Ich las, dass der präfrontale Cortex, der für unsere Handlungsplanung sowie Emotions- und Impulskontrolle unter Tage verantwortlich ist, nachts seine Funktion zurückfährt, weil er auch mal Ruhe braucht. Das macht uns nachts impulsiver, risikobereiter, aber – zumindest sofern wir dies auch unter Tage sind – ebenso deutlich kreativer. Und wenn ich so darauf zurückblicke, dann sind nicht unwesentliche Teile meines Schreiboutputs früher des Nachts entstanden, zumeist irgendwann zwischen 23:00 – 02:00. Das muss dann diesbezüglich wohl meine Peak-Performance-Time zu sein; oder zumindest war sie das früher.
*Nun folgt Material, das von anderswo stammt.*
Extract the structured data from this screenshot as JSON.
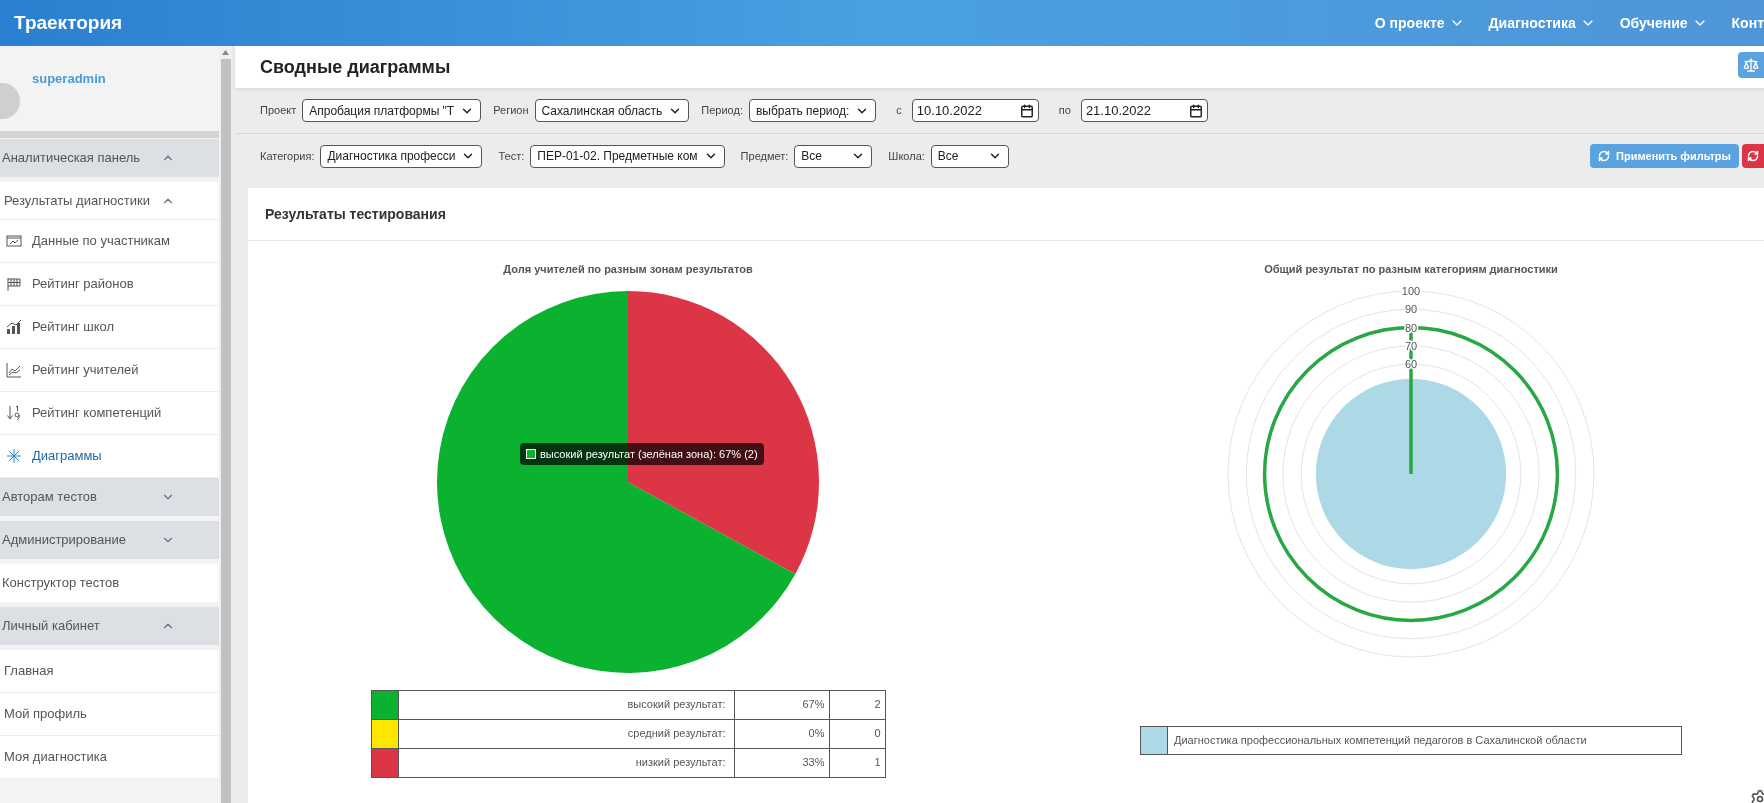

Denn heutzutage erreiche ich so gut wie nie diesen Zustand zu dem Zeitpunkt, weil ich viel zu oft vorher schon erschöpft in die Federn sinke; wie soll’s auch anders sein, wenn man halt um 06:00 aufstehen muss. Auch die kurzen Phasen meines WAHREN Biorhythmus, die ich am Wochenende erleben darf, bringen da wenig Relief, lebe ich doch mit anderen Menschen zusammen. Da kannste halt auch nicht einfach machen, wie de willst! Zugegebenermaßen klingt das jetzt wohl nach einem Gejammer, dass die Vorteile (und Notwendigkeiten) sozialer Bindungen ausblendet. Aber mal ganz ehrlich: manchmal, wenigstens für einen kurzen Zeitraum müssen einem doch andere Menschen und deren Bedürnisse auch mal scheißegal sein dürfen, wenn man seine eigenen ansonsten so sehr vernachlässigen muss, dass ein Teil von einem stirbt? Ich habe schon so manchen Teil meiner Seele auf dem langen Weg bis hierher verloren. Meine kreatives Kind möchte ich gerne behalten dürfen.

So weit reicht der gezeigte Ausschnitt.